A new approach from the Manalis lab enables, for the first time, precise, quantitative measurement of water content within individual samples of complex 3D biological models. In a Science Advances paper, the team demonstrated their technique in patient-derived glioblastoma tumor spheroids. By adapting an industrial-grade steel capillary tube into a mechanical resonator that inertially senses particle mass, the researchers were able to determine spheroid water content and detect changes in response to perturbations.Their approach opens opportunities to study water homeostasis —and, by extension, molecular crowding— and its role in tumor biology and drug response across various experimental systems. It is currently being applied in a Bridge Project collaboration between Manalis and co-author Keith Ligon at Dana Farber Cancer Institute.This work has been supported in part by the MIT Center for Precision Cancer Medicine and the Ludwig Center at MIT.

Kinase Closed: Shutting Down Cancer's Escape Routes

MIT News

Forest White and Cameron Flower PhD ’24 have uncovered why drugs that inhibit tyrosine kinase signaling pathways, such as imatinib (Gleevec), fail in some patients.  By analyzing tumor phosphoproteomics, the White Lab team found that many resistant cells are intrinsically wired to resist tyrosine kinase inhibitors: backup signaling networks are already running to support vital functions such as cell growth and division, even when tyrosine kinase inhibitors work as intended. 

As reported in Proceedings of the National Academy of Sciences, researchers overcame this resistance in cell models by pairing a tyrosine kinase inhibitor with a drug that targets the backup pathway—an approach currently in clinical trials for lung cancer. 

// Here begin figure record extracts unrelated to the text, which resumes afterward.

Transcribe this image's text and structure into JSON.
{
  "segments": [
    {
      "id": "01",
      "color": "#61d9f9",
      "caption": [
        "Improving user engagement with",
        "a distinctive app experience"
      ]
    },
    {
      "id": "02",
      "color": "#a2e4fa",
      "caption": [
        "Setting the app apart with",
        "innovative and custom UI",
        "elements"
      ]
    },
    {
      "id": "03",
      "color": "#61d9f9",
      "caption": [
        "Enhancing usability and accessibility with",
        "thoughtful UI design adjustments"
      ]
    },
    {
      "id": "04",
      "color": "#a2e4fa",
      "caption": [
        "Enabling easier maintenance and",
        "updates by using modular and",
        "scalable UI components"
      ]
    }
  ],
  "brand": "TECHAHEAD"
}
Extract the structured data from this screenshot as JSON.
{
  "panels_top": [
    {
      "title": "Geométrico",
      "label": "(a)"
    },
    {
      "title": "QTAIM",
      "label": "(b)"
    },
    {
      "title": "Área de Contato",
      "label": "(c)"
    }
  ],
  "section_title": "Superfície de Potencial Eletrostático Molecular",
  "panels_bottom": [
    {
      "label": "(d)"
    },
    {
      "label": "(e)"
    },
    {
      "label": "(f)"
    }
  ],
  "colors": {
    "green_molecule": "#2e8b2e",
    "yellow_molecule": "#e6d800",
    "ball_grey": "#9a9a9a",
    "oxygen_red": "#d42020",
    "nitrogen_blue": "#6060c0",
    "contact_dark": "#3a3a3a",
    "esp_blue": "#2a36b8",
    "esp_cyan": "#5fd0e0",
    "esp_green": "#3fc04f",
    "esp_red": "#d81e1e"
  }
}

“We are really excited to watch these clinical trials and to see how well patients do on these combinations. And I really think there’s a future for using tyrosine phosphoproteomics to guide this clinical decision-making,” White says. The research was funded in part by the MIT Center for Precision Cancer Medicine.
 

Enduring Passion for Precision Oncology

MIT News

A Goldwater Scholar and triathlete, senior Alex Tang balances a love of endurance sports and medical journalism with cutting-edge cancer research. His time as a student with Tyler Jacks and Michael Hemann studying combined immunotherapy and targeted therapy in metastatic colorectal cancer helped inspire his goal to advance precision oncology as a physician-scientist.

Matt Jones Named Cancer Grand Challenges Future Leader

Cancer Grand Challenges

Matt Jones has been named a Cancer Grand Challenges Future Leader, part of a global initiative to tackle cancer’s hardest problems. His research uses single-cell and lineage-tracing tools to study tumor evolution. “By reconstructing cancer’s history,” he explains, researchers can better anticipate disease progression and identify new opportunities for intervention.

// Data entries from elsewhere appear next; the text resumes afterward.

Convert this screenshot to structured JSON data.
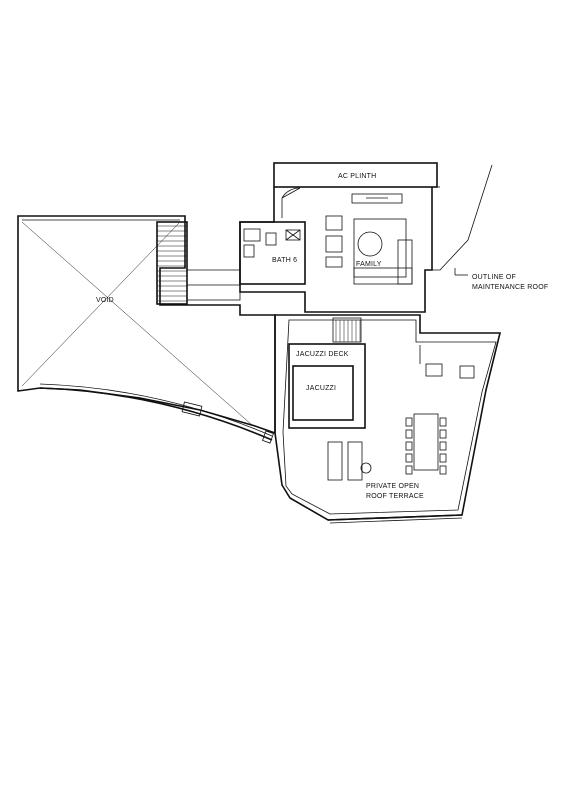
{
  "floor_plan": {
    "labels": {
      "ac_plinth": "AC PLINTH",
      "bath": "BATH 6",
      "family": "FAMILY",
      "void": "VOID",
      "maintenance_roof_line1": "OUTLINE OF",
      "maintenance_roof_line2": "MAINTENANCE ROOF",
      "jacuzzi_deck": "JACUZZI DECK",
      "jacuzzi": "JACUZZI",
      "terrace_line1": "PRIVATE OPEN",
      "terrace_line2": "ROOF TERRACE"
    },
    "colors": {
      "line": "#111111",
      "background": "#ffffff"
    }
  }
}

KI stars shine bright in Cancer Grand Challenges

Whitehead Institute

The Koch Institute made a brilliant showing in the latest round of Cancer Grand Challenges, which brings together the world’s top scientists and clinicians across diverse disciplines to accelerate progress against cancer.Stefani Spranger was a finalist for the DARK-MATTERS team and Jonathan Weismann joins the ILLUMINE team, both aiming to transform new insights into the largely unexplored “dark proteome” into cancer therapies. 

Tyler Jacks Receives ACS Medal of Honor

American Cancer Society

Congratulations to Koch Institute Founding Director Tyler Jacks, who has been selected to receive the 2026 American Cancer Society Medal of Honor. The organization’s highest honor, this award is given to individuals whose work has fundamentally advanced the fight against cancer. Jacks is recognized for his extraordinary scientific contributions to the field of cancer biology as well as his leadership in shaping new, more effective models for collaborative, patient-centered research at MIT, non-profit Break Through Cancer, and the national level. 

Mini Livers, Major Potential

Newsweek

A team led by Sangeeta Bhatia has engineered injectable “mini livers” that can support failing livers and provide an alternative to transplantation. A study appearing in Cell Biomaterials shows that cells injected in mice survived at least two months and produced key liver enzymes and proteins.